By their nature, forward-looking statements are based upon certain assumptions and are subject to numerous risks and uncertainties, many of which are beyond Blackbird’s control, including the impact of general economic conditions, industry conditions, current and future commodity prices, currency and interest rates, anticipated production rates, borrowing, operating and other costs and funds from operations, the timing, allocation and amount of capital expenditures and the results therefrom, anticipated reserves and the imprecision of reserve estimates, the performance of existing wells, the success obtained in drilling new wells, the sufficiency of budgeted capital expenditures in carrying out planned activities, competition from other industry participants, availability of qualified personnel or services and drilling and related equipment, stock market volatility, effects of regulation by governmental agencies including changes in environmental regulations, tax laws and royalties, and the ability to access sufficient capital from internal sources and bank and equity markets; and also including, without limitation, those risks and uncertainties discussed under "Risk Factors" in our Annual Information Form for the year ended July 31, 2017 available on SEDAR. This list is not exhaustive.

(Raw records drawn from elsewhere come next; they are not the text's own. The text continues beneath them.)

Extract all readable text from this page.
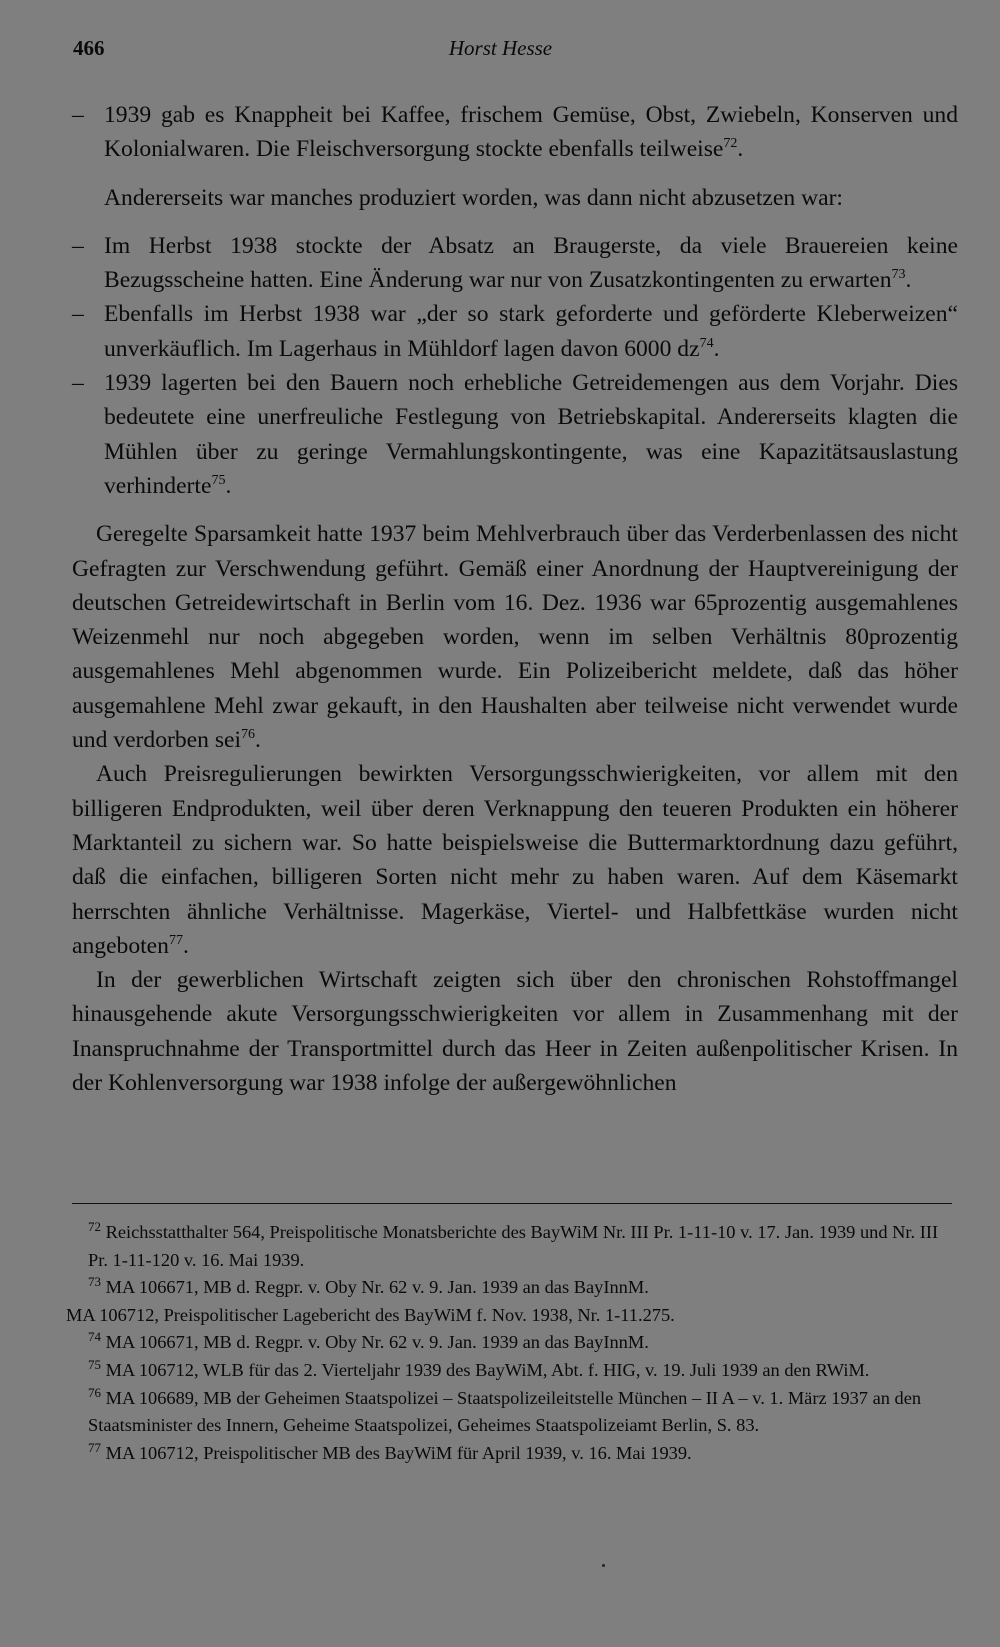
466	Horst Hesse
– 1939 gab es Knappheit bei Kaffee, frischem Gemüse, Obst, Zwiebeln, Konserven und Kolonialwaren. Die Fleischversorgung stockte ebenfalls teilweise$^{72}$.

Andererseits war manches produziert worden, was dann nicht abzusetzen war:

– Im Herbst 1938 stockte der Absatz an Braugerste, da viele Brauereien keine Bezugsscheine hatten. Eine Änderung war nur von Zusatzkontingenten zu erwarten$^{73}$.
– Ebenfalls im Herbst 1938 war „der so stark geforderte und geförderte Kleberweizen“ unverkäuflich. Im Lagerhaus in Mühldorf lagen davon 6000 $dz^{74}$.
– 1939 lagerten bei den Bauern noch erhebliche Getreidemengen aus dem Vorjahr. Dies bedeutete eine unerfreuliche Festlegung von Betriebskapital. Andererseits klagten die Mühlen über zu geringe Vermahlungskontingente, was eine Kapazitätsauslastung verhinderte$^{75}$.

Geregelte Sparsamkeit hatte 1937 beim Mehlverbrauch über das Verderbenlassen des nicht Gefragten zur Verschwendung geführt. Gemäß einer Anordnung der Hauptvereinigung der deutschen Getreidewirtschaft in Berlin vom 16. Dez. 1936 war 65prozentig ausgemahlenes Weizenmehl nur noch abgegeben worden, wenn im selben Verhältnis 80prozentig ausgemahlenes Mehl abgenommen wurde. Ein Polizeibericht meldete, daß das höher ausgemahlene Mehl zwar gekauft, in den Haushalten aber teilweise nicht verwendet wurde und verdorben sei$^{76}$.

Auch Preisregulierungen bewirkten Versorgungsschwierigkeiten, vor allem mit den billigeren Endprodukten, weil über deren Verknappung den teueren Produkten ein höherer Marktanteil zu sichern war. So hatte beispielsweise die Buttermarktordnung dazu geführt, daß die einfachen, billigeren Sorten nicht mehr zu haben waren. Auf dem Käsemarkt herrschten ähnliche Verhältnisse. Magerkäse, Viertel- und Halbfettkäse wurden nicht angeboten$^{77}$.

In der gewerblichen Wirtschaft zeigten sich über den chronischen Rohstoffmangel hinausgehende akute Versorgungsschwierigkeiten vor allem in Zusammenhang mit der Inanspruchnahme der Transportmittel durch das Heer in Zeiten außenpolitischer Krisen. In der Kohlenversorgung war 1938 infolge der außergewöhnlichen

$^{72}$ Reichsstatthalter 564, Preispolitische Monatsberichte des BayWiM Nr. III Pr. 1-11-10 v. 17. Jan. 1939 und Nr. III Pr. 1-11-120 v. 16. Mai 1939.

$^{73}$ MA 106671, MB d. Regpr. v. Oby Nr. 62 v. 9. Jan. 1939 an das BayInnM.

MA 106712, Preispolitischer Lagebericht des BayWiM f. Nov. 1938, Nr. 1-11.275.

$^{74}$ MA 106671, MB d. Regpr. v. Oby Nr. 62 v. 9. Jan. 1939 an das BayInnM.

$^{75}$ MA 106712, WLB für das 2. Vierteljahr 1939 des BayWiM, Abt. f. HIG, v. 19. Juli 1939 an den RWiM.

$^{76}$ MA 106689, MB der Geheimen Staatspolizei – Staatspolizeileitstelle München – II A – v. 1. März 1937 an den Staatsminister des Innern, Geheime Staatspolizei, Geheimes Staatspolizeiamt Berlin, S. 83.

$^{77}$ MA 106712, Preispolitischer MB des BayWiM für April 1939, v. 16. Mai 1939.
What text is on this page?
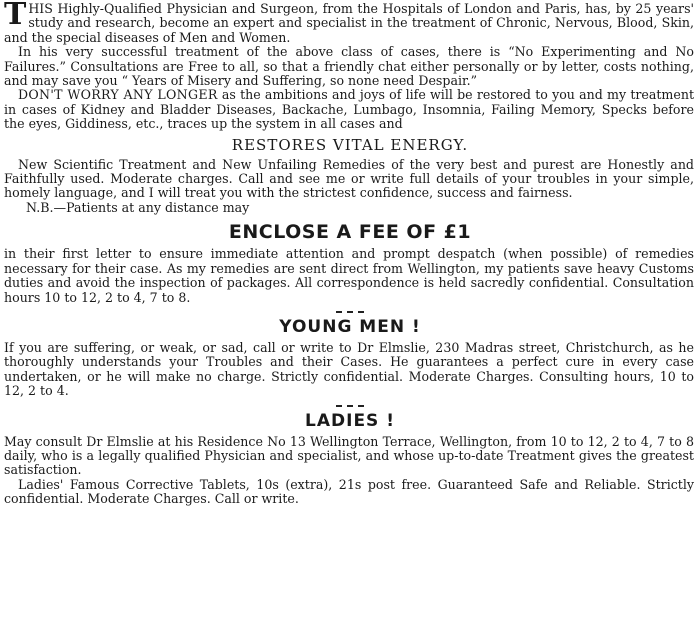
THIS Highly-Qualified Physician and Surgeon, from the Hospitals of London and Paris, has, by 25 years' study and research, become an expert and specialist in the treatment of Chronic, Nervous, Blood, Skin, and the special diseases of Men and Women.

In his very successful treatment of the above class of cases, there is “No Experimenting and No Failures.” Consultations are Free to all, so that a friendly chat either personally or by letter, costs nothing, and may save you “ Years of Misery and Suffering, so none need Despair.”

DON'T WORRY ANY LONGER as the ambitions and joys of life will be restored to you and my treatment in cases of Kidney and Bladder Diseases, Backache, Lumbago, Insomnia, Failing Memory, Specks before the eyes, Giddiness, etc., traces up the system in all cases and

RESTORES VITAL ENERGY.

New Scientific Treatment and New Unfailing Remedies of the very best and purest are Honestly and Faithfully used. Moderate charges. Call and see me or write full details of your troubles in your simple, homely language, and I will treat you with the strictest confidence, success and fairness.

N.B.—Patients at any distance may

ENCLOSE A FEE OF £1

in their first letter to ensure immediate attention and prompt despatch (when possible) of remedies necessary for their case. As my remedies are sent direct from Wellington, my patients save heavy Customs duties and avoid the inspection of packages. All correspondence is held sacredly confidential. Consultation hours 10 to 12, 2 to 4, 7 to 8.

YOUNG MEN !

If you are suffering, or weak, or sad, call or write to Dr Elmslie, 230 Madras street, Christchurch, as he thoroughly understands your Troubles and their Cases. He guarantees a perfect cure in every case undertaken, or he will make no charge. Strictly confidential. Moderate Charges. Consulting hours, 10 to 12, 2 to 4.

LADIES !

May consult Dr Elmslie at his Residence No 13 Wellington Terrace, Wellington, from 10 to 12, 2 to 4, 7 to 8 daily, who is a legally qualified Physician and specialist, and whose up-to-date Treatment gives the greatest satisfaction.

Ladies' Famous Corrective Tablets, 10s (extra), 21s post free. Guaranteed Safe and Reliable. Strictly confidential. Moderate Charges. Call or write.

The forward-looking statements contained in this press release are made as of the date hereof and Blackbird assumes no obligation to update or revise any forward-looking statements, whether as a result of new information, future events or otherwise, unless required by applicable securities laws. All forward-looking statements contained in this press release are expressly qualified by this cautionary statement.
NON-IFRS MEASURES
This press release contains references to “operating netback”, which is a term commonly used in the oil and natural gas industry but without any standardized meaning or method of calculation prescribed by International Financial Reporting Standards (“IFRS”) or applicable law. Accordingly, the Company’s determination of operating netback may not be comparable to similar measures presented by other issuers. This term is used by management to analyze operating performance on a comparable basis with prior periods of Blackbird. Blackbird calculates operating netback as the total production revenues less royalties, transportation, processing and operating expenses, calculated on a boe basis. Management considers operating netback to provide a useful measure for evaluating operational performance at the oil and gas lease level, as an indicator of field-level profitability relative to current commodity prices. For more details on non-IFRS measures, including a reconciliation to IFRS measures, refer to our management’s discussion and analysis for the three months ended October 31, 2017 available on SEDAR.